PAKPAK BHARAT. Ratusan petani yang tergabung dalam Serikat Petani Indonesia (SPI) Kabupaten Pakpak Bharat, Sumatera Utara melakukan aksi ke Kantor Bupati, DPRD dan Polres Pakpak Bharat, Senin (24/10). Aksi ini mendesak agar pemerintah mengakui hak ulayat masyarakat atas tanah.
Sekitar dua pekan yang lalu, tepatnya 11 Oktober 2011, seorang petani Desa Malum Kecamatan Sitelu Tali Urang Jehe Kabupaten Pakpak Bharat ditangkap oleh Kepolisian Resort Pakpak Bharat dengan tuduhan Pasal 50 yo Pasal 78 UU No. 41 Tahun 1999 yang menyatakan telah merusak hutan lindung. Padahal tanah yang dikelola oleh masyarakat Desa Malum ini merupakan tanah ulayat Marga Cibro yang sudah dikelola masyarakat secara turun temurun sampai sekarang Raja ke-12.
Aksi yang langsung dipimpin oleh Kepala Desa Malum ini menuntut agar pihak kepolisian segera membebaskan warga Desa Malum yang telah ditangkap sejak dua pekan yang lalu.

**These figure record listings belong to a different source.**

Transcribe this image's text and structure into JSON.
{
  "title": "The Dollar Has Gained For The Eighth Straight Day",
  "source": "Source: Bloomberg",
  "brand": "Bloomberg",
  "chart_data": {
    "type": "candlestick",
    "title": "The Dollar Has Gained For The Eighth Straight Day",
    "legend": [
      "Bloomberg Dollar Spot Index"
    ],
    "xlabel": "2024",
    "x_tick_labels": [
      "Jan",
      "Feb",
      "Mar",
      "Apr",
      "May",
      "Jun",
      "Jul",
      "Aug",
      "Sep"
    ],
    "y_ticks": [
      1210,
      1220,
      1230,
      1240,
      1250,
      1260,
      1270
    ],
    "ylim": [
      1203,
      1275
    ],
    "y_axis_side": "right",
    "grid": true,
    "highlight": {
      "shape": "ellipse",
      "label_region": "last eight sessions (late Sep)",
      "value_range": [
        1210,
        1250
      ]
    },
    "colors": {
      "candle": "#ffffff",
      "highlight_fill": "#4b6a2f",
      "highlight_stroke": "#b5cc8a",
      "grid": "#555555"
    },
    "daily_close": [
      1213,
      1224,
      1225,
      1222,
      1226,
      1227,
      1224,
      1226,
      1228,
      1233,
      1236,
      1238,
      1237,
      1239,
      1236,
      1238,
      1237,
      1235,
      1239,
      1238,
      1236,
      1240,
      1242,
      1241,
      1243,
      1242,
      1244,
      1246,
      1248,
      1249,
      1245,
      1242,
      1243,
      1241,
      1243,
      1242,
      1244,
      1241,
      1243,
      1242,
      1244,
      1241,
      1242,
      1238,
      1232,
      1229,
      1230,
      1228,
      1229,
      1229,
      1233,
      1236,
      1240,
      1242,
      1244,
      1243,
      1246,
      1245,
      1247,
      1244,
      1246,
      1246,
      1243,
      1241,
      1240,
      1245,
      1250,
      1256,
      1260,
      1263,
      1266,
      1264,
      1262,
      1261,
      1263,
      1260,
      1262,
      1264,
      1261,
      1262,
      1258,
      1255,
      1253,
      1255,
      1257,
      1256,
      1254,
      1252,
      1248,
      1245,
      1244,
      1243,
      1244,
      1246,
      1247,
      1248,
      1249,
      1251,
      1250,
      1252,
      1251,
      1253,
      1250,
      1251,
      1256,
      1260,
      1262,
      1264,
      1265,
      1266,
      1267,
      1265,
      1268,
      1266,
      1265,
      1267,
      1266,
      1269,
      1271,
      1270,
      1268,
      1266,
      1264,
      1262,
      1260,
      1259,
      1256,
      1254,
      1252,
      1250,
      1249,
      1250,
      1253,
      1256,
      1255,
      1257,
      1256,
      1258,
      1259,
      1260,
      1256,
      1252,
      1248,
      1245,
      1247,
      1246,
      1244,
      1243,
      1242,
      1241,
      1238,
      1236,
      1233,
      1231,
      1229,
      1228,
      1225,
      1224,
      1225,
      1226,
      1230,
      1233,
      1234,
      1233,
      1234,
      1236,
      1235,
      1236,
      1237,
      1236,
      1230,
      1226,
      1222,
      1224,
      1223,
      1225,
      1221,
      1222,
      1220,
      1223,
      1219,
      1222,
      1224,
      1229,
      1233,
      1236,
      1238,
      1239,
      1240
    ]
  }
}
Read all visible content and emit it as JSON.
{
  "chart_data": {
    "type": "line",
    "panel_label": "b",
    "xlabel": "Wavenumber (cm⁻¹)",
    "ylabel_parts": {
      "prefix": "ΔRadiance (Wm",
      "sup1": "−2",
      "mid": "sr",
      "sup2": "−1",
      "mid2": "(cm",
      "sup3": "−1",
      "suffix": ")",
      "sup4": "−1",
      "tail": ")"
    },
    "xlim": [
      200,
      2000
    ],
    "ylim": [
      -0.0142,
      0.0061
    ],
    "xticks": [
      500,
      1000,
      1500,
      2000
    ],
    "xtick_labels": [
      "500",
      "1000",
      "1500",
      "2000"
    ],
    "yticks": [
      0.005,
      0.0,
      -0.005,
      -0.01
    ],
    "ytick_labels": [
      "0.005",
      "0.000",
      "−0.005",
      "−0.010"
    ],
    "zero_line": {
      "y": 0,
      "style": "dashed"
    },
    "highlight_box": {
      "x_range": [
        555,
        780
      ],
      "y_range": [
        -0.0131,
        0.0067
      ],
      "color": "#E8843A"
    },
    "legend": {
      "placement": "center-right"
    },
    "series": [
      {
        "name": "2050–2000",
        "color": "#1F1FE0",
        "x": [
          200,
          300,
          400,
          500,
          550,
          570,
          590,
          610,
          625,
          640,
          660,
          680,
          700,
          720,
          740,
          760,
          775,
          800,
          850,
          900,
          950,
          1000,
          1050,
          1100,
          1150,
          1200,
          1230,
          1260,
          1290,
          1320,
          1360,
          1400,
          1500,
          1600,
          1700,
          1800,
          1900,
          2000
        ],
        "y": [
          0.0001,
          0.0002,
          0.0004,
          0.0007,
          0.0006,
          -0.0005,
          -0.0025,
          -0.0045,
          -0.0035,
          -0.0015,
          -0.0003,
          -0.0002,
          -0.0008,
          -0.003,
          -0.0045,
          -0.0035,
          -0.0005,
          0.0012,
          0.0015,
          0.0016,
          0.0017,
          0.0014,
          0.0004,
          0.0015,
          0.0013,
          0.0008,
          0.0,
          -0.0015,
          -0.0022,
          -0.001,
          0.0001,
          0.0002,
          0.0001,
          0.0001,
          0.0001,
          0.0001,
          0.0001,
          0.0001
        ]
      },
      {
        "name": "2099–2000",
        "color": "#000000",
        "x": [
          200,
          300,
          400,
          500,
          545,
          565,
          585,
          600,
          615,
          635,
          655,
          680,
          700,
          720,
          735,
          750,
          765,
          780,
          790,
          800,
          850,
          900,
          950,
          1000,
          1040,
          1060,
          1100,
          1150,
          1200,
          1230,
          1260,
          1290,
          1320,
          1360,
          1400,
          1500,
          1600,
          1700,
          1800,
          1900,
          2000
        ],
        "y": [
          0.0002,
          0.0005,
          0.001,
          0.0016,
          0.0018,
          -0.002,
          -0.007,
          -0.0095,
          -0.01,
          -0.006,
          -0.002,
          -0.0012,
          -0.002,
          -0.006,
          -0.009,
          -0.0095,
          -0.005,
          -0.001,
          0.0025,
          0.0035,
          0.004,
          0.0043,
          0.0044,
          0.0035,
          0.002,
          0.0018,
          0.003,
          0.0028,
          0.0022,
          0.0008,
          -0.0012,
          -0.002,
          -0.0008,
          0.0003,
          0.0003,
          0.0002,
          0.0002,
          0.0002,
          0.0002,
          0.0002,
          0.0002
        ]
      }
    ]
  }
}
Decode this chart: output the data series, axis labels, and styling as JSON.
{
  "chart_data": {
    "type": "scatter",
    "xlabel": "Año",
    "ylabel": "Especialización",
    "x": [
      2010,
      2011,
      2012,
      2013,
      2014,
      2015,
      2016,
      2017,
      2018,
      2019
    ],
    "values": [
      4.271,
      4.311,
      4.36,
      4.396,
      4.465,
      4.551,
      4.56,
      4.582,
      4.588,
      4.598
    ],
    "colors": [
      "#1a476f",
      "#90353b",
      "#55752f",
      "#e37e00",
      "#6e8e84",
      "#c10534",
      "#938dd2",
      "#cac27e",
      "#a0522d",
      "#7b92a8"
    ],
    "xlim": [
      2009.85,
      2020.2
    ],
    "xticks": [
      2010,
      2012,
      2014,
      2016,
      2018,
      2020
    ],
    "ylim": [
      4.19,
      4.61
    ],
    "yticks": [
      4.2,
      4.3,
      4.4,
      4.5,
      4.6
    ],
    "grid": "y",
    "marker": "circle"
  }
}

“Bebaskan warga kami, hentikan tindak kriminalisasi terhadap petani yang mengelola tanah ulayatnya” ungkap Pendi Solin, Kepala Desa Malum Kecamatan Sitelu Tali Urang Jehe Kabupaten Pakpak Bharat.
Di kantor Bupati Kabupaten Pakpak Bharat, massa aksi diterima oleh Sekda Kabupaten Pakpak Bharat, Kohler Sinamo. Beliau menghargai massa petani yang menyuarakan pendapatnya secara damai dan dia berjanji akan melakukan koordinasi dengan pihak-pihak terkait mengenai penangkapan yang dialami oleh petani Desa Malum. Hal senada juga disampaikan oleh Ketua DPRD Kabupaten Pakpak Bharat mengenai tuntutan massa petani ini.
Sementara itu, Kapolres Pakpak Bharat yang didampingi oleh Kabareskrim menerima langsung perwakilan dari massa petani.
“Sesungguhnya pihak kepolisian merespon baik aksi damai yang digelar oleh petani Desa Malum ini dan mengakui hukum adat setempat” ujarnya.
Secara umum, aksi damai ini mengajukan tuntutan agar pihak kepolisian membebaskan petani Desa Malum, menghentikan tindak kriminalisasi dan diskriminasi terhadap penguasaan tanah ulayat dan hendaknya pemerintah mengakui hak ulayat dari masyarakat.
Ketua Adat Desa Malum, Sulang Silima Juli Cibro, mengatakan bahwa tidak seharusnya terjadi penangkapan terhadap petani Desa Malum.
“Ini merupakan tanah kami, warisan leluhur kami yang secara turun temurun kami kelola sebagai sumber mata pencaharian kami warga Desa Malum” tandasnya.
Wagimin, Ketua Badan Pelaksana Wilayah (BPW) SPI Sumatera Utara menambahkan bahwa SPI akan terus memperjuangkan kepentingan petani kecil yang sering terpinggirkan.
“Reforma agraria sejati adalah kunci untuk menyelesaikan masalah sengketa tanah di Indonesia ini,” tambahnya.